The Tongan-born centre posted a message to his 173,000 Instagram followers on Wednesday, admitting his own problems and encouraging others in a similar position to seek help.
Fekitoa could not be immediately reached over why he had gone public on the issue, a course that blindsided his Auckland-based manager Bruce Sharrock.
Sharrock said he “did not control his social media”, and had not spoken to his player about the posting. He had no comment at this time “and there will be none either”.
When he did speak to Fekitoa “my first advice to Malakai is things that are personal, you keep them personal,” Sharrock said. Nor would the Highlanders comment, until they had spoken to Fekitoa, who trained with the team on Wednesday.

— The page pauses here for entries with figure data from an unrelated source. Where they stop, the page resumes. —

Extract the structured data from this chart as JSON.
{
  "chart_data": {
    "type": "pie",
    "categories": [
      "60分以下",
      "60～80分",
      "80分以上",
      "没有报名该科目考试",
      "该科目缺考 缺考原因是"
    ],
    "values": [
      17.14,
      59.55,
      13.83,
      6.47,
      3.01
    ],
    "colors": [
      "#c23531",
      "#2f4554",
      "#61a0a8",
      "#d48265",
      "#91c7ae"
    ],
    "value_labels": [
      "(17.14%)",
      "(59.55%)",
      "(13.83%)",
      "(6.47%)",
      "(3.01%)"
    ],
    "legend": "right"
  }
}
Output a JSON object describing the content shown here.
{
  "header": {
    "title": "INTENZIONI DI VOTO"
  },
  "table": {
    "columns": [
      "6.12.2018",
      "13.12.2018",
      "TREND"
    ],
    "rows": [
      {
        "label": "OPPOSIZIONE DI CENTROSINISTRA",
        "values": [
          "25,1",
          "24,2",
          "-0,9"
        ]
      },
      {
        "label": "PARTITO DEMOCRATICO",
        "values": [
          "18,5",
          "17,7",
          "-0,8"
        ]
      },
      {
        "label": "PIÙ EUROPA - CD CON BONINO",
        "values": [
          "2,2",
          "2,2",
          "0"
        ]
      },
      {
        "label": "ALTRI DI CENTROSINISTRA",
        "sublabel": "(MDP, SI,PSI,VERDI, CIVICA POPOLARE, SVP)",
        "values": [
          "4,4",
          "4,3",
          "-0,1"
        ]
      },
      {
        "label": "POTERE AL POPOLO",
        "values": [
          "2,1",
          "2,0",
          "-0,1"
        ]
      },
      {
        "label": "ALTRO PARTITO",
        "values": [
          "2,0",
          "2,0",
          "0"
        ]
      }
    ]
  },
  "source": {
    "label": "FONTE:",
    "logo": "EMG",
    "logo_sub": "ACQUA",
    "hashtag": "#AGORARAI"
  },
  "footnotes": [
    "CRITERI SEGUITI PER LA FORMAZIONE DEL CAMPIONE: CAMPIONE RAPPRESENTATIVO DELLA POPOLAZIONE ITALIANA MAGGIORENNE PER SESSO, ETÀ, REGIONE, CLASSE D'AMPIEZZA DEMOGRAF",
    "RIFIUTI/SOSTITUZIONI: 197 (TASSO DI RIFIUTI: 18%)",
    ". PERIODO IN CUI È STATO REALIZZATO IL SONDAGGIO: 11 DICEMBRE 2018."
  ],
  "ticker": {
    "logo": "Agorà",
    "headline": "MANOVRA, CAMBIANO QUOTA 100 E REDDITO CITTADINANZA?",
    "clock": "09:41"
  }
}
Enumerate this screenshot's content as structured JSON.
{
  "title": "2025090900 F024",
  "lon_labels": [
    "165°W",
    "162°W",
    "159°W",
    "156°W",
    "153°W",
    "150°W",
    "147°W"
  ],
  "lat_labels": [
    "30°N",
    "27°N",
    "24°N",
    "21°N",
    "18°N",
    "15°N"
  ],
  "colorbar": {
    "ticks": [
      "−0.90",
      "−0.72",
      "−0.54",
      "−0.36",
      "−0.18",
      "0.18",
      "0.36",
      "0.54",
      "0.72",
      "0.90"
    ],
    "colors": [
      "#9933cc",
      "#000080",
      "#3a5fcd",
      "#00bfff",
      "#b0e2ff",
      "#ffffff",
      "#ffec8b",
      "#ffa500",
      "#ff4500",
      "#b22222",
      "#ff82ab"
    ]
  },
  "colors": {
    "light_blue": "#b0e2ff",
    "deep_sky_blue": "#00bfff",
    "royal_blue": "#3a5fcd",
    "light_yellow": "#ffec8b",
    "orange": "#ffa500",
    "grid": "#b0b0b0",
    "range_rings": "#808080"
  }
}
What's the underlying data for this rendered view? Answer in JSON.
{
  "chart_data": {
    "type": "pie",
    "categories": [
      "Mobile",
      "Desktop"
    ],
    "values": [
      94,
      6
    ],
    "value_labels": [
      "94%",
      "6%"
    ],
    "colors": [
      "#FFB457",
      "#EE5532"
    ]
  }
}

“I’ve got a huge problem with anger,” Fekitoa said. “I don’t handle some situation very well on and off the field. I get really angry sometimes and flip out so I would like to Apologies publicly to any of you if I ever said something really hurtful to you at home, on the field and through social media.
“I’m ashamed and regretful, Lesson learnt. I suggest that no matter how old you are or who you are. Whatever it is. You need to speak to someone about it. Your feelings and what’s inside you. Its never bad until it will cost you. #CallOutForHelp.”
Fekitoa has been named to start at centre for the Highlanders in Thursday’s Super Rugby trial with the Crusaders in Waimumu, near Gore.
His tweets have been largely upbeat and positive, celebrating his successes and those of his team-mates, recalling his humble beginnings.
Despite his admission, for which he gave no apparent reason for sharing, the 23-year-old has come a long way on and off the field since arriving in New Zealand aged 17 in 2009.
Brought up in a family of 15 children on Tonga’s sparsely populated Ha’apai Islands, Fekitoa regularly shared a house with more than 20 family members, but was just 14 when his father Eni died after a car crash.
All Blacks and Highlanders star Malakai Fekitoa has come clean over his anger management issues.
He could not speak any English when he came to Auckland on a rugby scholarship with Wesley College, after shining for the Tongan sevens team as a teenager.